My best friend

Before he died I was reading a monster of a book by Gabor Mate about trauma. I was reading it for pleasure, which, I think women my age do. But then he died and I couldn't fathom some sort of deep-seeded trauma being the cause, so I shelved the book. Then I read some books about depression in an attempt to better understand him in the days and weeks leading up to his death. It was better, It helped me to understand a condition I've never had. A big takeaway from that book was the way people with depression don't feel the passage of time the way I do. Every minute is an eternity. 

But then the year went on and life went on, and he wasn't coming back so I stopped trying to figure out why he died and started reading for pleasure again; a Bob Marley book, a book by The Office ladies. At my sisters I found a book about the mysteries of sleep called Dreamland. Only when I opened it up and started reading did I start to see my best friend in every chapter. There he was, his condition right in front of me. I didn't realize how much of his life revolved around sleep and no sleep, but it truly did. Plagued by insomnia in his final days, of course lack of sleep was a piece of his downfall. 

I wanted to diagnose him for years, but he didn't have much to go on and I'm not a healthcare professional (but that doesn't mean I didn't try). He drank too much on the daily, but even so that didn't explain his mysterious health issue. For 3 years he had high blood pressure. His 15 minute appointments with various doctors around the city weren't doing much so after a particularly bad bus ride to the deep south to see a specialist, he gave up, and declared he's not doing it anymore. The root cause of the high blood pressure that had been alarming doctors was going to have to remain unresolved. He would take the medication prescribed and move on with his life. 

But it always bothered me, knowing his body was trying to communicate something to him, and him ignoring it. I would get fired up while watching a movie with him, googling his symptoms and rolling the conditions around in my head to see if they fit. I would throw out some suggestions, always just going back to the drinking, it must be the drinking right? But drinking alone doesn't cause high blood pressure.

The first time I thought of him in the sleep book was the chapter on night terrors. 
We were roommates for years and years and his night terror screams would wake me with a fright, as he would hurl his body against something in his room. The first time he knocked over a wall of cds, the second time he went through his bedroom window. I would ask him what he was dreaming about and he said it was someone coming into his room, and his instinct was to dive at them. 

The insomnia started in that house too, just a night or two of no sleep was enough to put him into a frenzy, panic in his eyes as he begged me to help him sleep. So I'm reading this book about sleep, and it's likening a couple of nights of sleeplessness to a bad acid trip, making a person experience visions and hear phantom sounds. That sounds like my friend during the last week of his life. 

So there's no doubt he wasn't sleeping, but what was his diagnosis?

There was another thing he was doing, both 10 years earlier, and that last week. He was complaining of fear and worry everytime he swallowed. It was an anxiety about whether or not he'd be able to catch his breathe, fear he wouldn't be able to. He explained it to me many different times, many different ways. He said the therapist believed it was a preoccupation with his voice and his throat due to his line of work. 

What if his daytime body was remembering his nighttime inability to catch his breath?
High blood pressure can be caused by sleep apnea, a condition where your breathing stops and starts while you're asleep. It's a serious disorder, that if left untreated, can cause heart attack, high blood pressure, or even death.

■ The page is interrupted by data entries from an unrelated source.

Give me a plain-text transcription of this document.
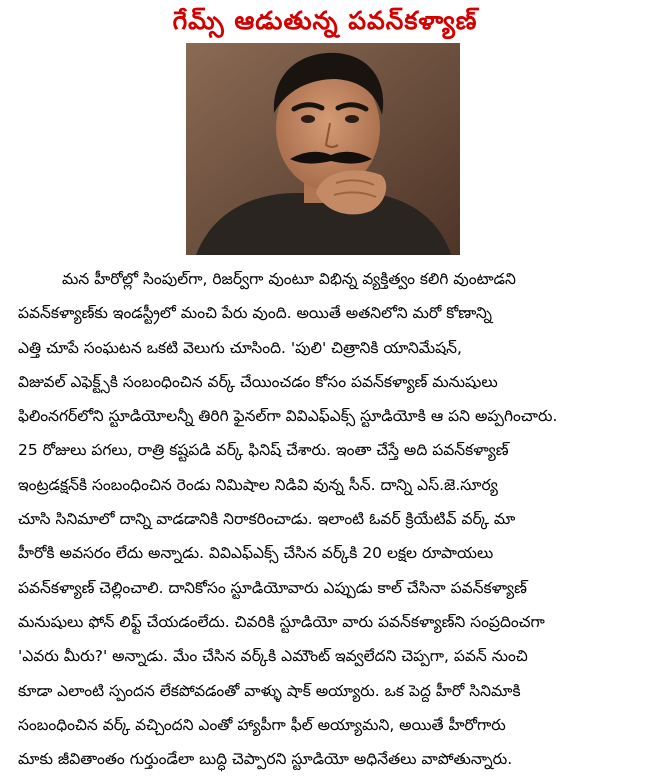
గేమ్స్ ఆడుతున్న పవన్‌కళ్యాణ్
మన హీరోల్లో సింపుల్‌గా, రిజర్వ్‌గా వుంటూ విభిన్న వ్యక్తిత్వం కలిగి వుంటాడని
పవన్‌కళ్యాణ్‌కు ఇండస్ట్రీలో మంచి పేరు వుంది. అయితే అతనిలోని మరో కోణాన్ని
ఎత్తి చూపే సంఘటన ఒకటి వెలుగు చూసింది. 'పులి' చిత్రానికి యానిమేషన్,
విజువల్ ఎఫెక్ట్స్‌కి సంబంధించిన వర్క్ చేయించడం కోసం పవన్‌కళ్యాణ్ మనుషులు
ఫిలింనగర్‌లోని స్టూడియోలన్నీ తిరిగి ఫైనల్‌గా వివిఎఫ్ఎక్స్ స్టూడియోకి ఆ పని అప్పగించారు.
25 రోజులు పగలు, రాత్రి కష్టపడి వర్క్ ఫినిష్ చేశారు. ఇంతా చేస్తే అది పవన్‌కళ్యాణ్
ఇంట్రడక్షన్‌కి సంబంధించిన రెండు నిమిషాల నిడివి వున్న సీన్. దాన్ని ఎస్.జె.సూర్య
చూసి సినిమాలో దాన్ని వాడడానికి నిరాకరించాడు. ఇలాంటి ఓవర్ క్రియేటివ్ వర్క్ మా
హీరోకి అవసరం లేదు అన్నాడు. వివిఎఫ్ఎక్స్ చేసిన వర్క్‌కి 20 లక్షల రూపాయలు
పవన్‌కళ్యాణ్ చెల్లించాలి. దానికోసం స్టూడియోవారు ఎప్పుడు కాల్ చేసినా పవన్‌కళ్యాణ్
మనుషులు ఫోన్ లిఫ్ట్ చేయడంలేదు. చివరికి స్టూడియో వారు పవన్‌కళ్యాణ్‌ని సంప్రదించగా
'ఎవరు మీరు?' అన్నాడు. మేం చేసిన వర్క్‌కి ఎమౌంట్ ఇవ్వలేదని చెప్పగా, పవన్ నుంచి
కూడా ఎలాంటి స్పందన లేకపోవడంతో వాళ్ళు షాక్ అయ్యారు. ఒక పెద్ద హీరో సినిమాకి
సంబంధించిన వర్క్ వచ్చిందని ఎంతో హ్యాపీగా ఫీల్ అయ్యామని, అయితే హీరోగారు
మాకు జీవితాంతం గుర్తుండేలా బుద్ధి చెప్పారని స్టూడియో అధినేతలు వాపోతున్నారు.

Could my friend have had undiagnosed sleep apnea? Would it not explain the preoccupation with catching his breath, the blood pressure, the insomnia? There is a link between major depressive disorder and sleep apnea.

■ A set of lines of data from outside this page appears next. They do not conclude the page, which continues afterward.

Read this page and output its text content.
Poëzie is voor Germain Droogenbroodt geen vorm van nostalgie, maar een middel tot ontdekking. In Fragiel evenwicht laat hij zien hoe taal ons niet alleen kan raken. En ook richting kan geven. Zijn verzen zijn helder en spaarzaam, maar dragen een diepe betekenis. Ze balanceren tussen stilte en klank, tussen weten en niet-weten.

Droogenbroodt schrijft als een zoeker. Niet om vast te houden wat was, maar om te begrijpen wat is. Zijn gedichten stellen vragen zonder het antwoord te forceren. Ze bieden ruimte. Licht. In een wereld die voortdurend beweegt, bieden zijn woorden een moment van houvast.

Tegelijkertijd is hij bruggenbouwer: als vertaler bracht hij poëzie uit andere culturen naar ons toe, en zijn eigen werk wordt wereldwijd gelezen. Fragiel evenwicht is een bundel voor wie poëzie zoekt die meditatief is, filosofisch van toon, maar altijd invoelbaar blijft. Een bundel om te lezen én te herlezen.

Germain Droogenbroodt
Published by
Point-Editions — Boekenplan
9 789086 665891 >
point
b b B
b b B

I believe this was the root of his problem, undiagnosed sleep apnea, causing him distress in the night that he couldn't remember. I believe it had been going on for years.

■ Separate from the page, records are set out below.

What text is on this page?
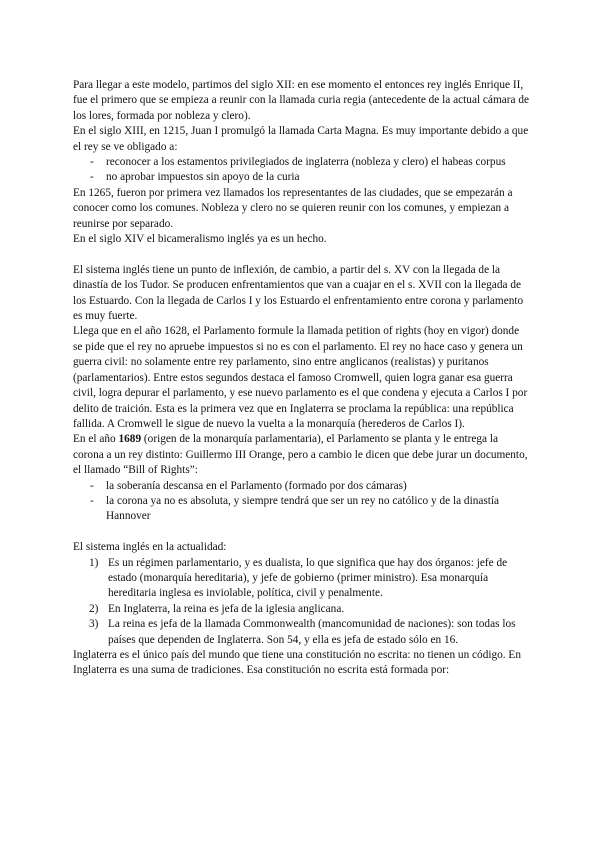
Para llegar a este modelo, partimos del siglo XII: en ese momento el entonces rey inglés Enrique II, fue el primero que se empieza a reunir con la llamada curia regia (antecedente de la actual cámara de los lores, formada por nobleza y clero).

En el siglo XIII, en 1215, Juan I promulgó la llamada Carta Magna. Es muy importante debido a que el rey se ve obligado a:

- reconocer a los estamentos privilegiados de inglaterra (nobleza y clero) el habeas corpus
- no aprobar impuestos sin apoyo de la curia

En 1265, fueron por primera vez llamados los representantes de las ciudades, que se empezarán a conocer como los comunes. Nobleza y clero no se quieren reunir con los comunes, y empiezan a reunirse por separado.

En el siglo XIV el bicameralismo inglés ya es un hecho.

El sistema inglés tiene un punto de inflexión, de cambio, a partir del s. XV con la llegada de la dinastía de los Tudor. Se producen enfrentamientos que van a cuajar en el s. XVII con la llegada de los Estuardo. Con la llegada de Carlos I y los Estuardo el enfrentamiento entre corona y parlamento es muy fuerte.

Llega que en el año 1628, el Parlamento formule la llamada petition of rights (hoy en vigor) donde se pide que el rey no apruebe impuestos si no es con el parlamento. El rey no hace caso y genera un guerra civil: no solamente entre rey parlamento, sino entre anglicanos (realistas) y puritanos (parlamentarios). Entre estos segundos destaca el famoso Cromwell, quien logra ganar esa guerra civil, logra depurar el parlamento, y ese nuevo parlamento es el que condena y ejecuta a Carlos I por delito de traición. Esta es la primera vez que en Inglaterra se proclama la república: una república fallida. A Cromwell le sigue de nuevo la vuelta a la monarquía (herederos de Carlos I).

En el año 1689 (origen de la monarquía parlamentaria), el Parlamento se planta y le entrega la corona a un rey distinto: Guillermo III Orange, pero a cambio le dicen que debe jurar un documento, el llamado “Bill of Rights”:

- la soberanía descansa en el Parlamento (formado por dos cámaras)
- la corona ya no es absoluta, y siempre tendrá que ser un rey no católico y de la dinastía Hannover

El sistema inglés en la actualidad:

1) Es un régimen parlamentario, y es dualista, lo que significa que hay dos órganos: jefe de estado (monarquía hereditaria), y jefe de gobierno (primer ministro). Esa monarquía hereditaria inglesa es inviolable, política, civil y penalmente.
2) En Inglaterra, la reina es jefa de la iglesia anglicana.
3) La reina es jefa de la llamada Commonwealth (mancomunidad de naciones): son todas los países que dependen de Inglaterra. Son 54, y ella es jefa de estado sólo en 16.

Inglaterra es el único país del mundo que tiene una constitución no escrita: no tienen un código. En Inglaterra es una suma de tradiciones. Esa constitución no escrita está formada por:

I finished the book and nothing changed, my friend was still gone. I told a few people what I think may have happened with him, hoping they'd feel as vindicated as I did, but not so. One explained to me how we search in grief for answers, to questions that can't be answered.

I like to think I knew him better than anyone, and I believe he died of an undiagnosed health condition that led him down a road of distress he couldn't come back from. I needed to make better sense of a most senseless confusing death and I've done that. For me, it's the truth. I just wish we'd found it sooner.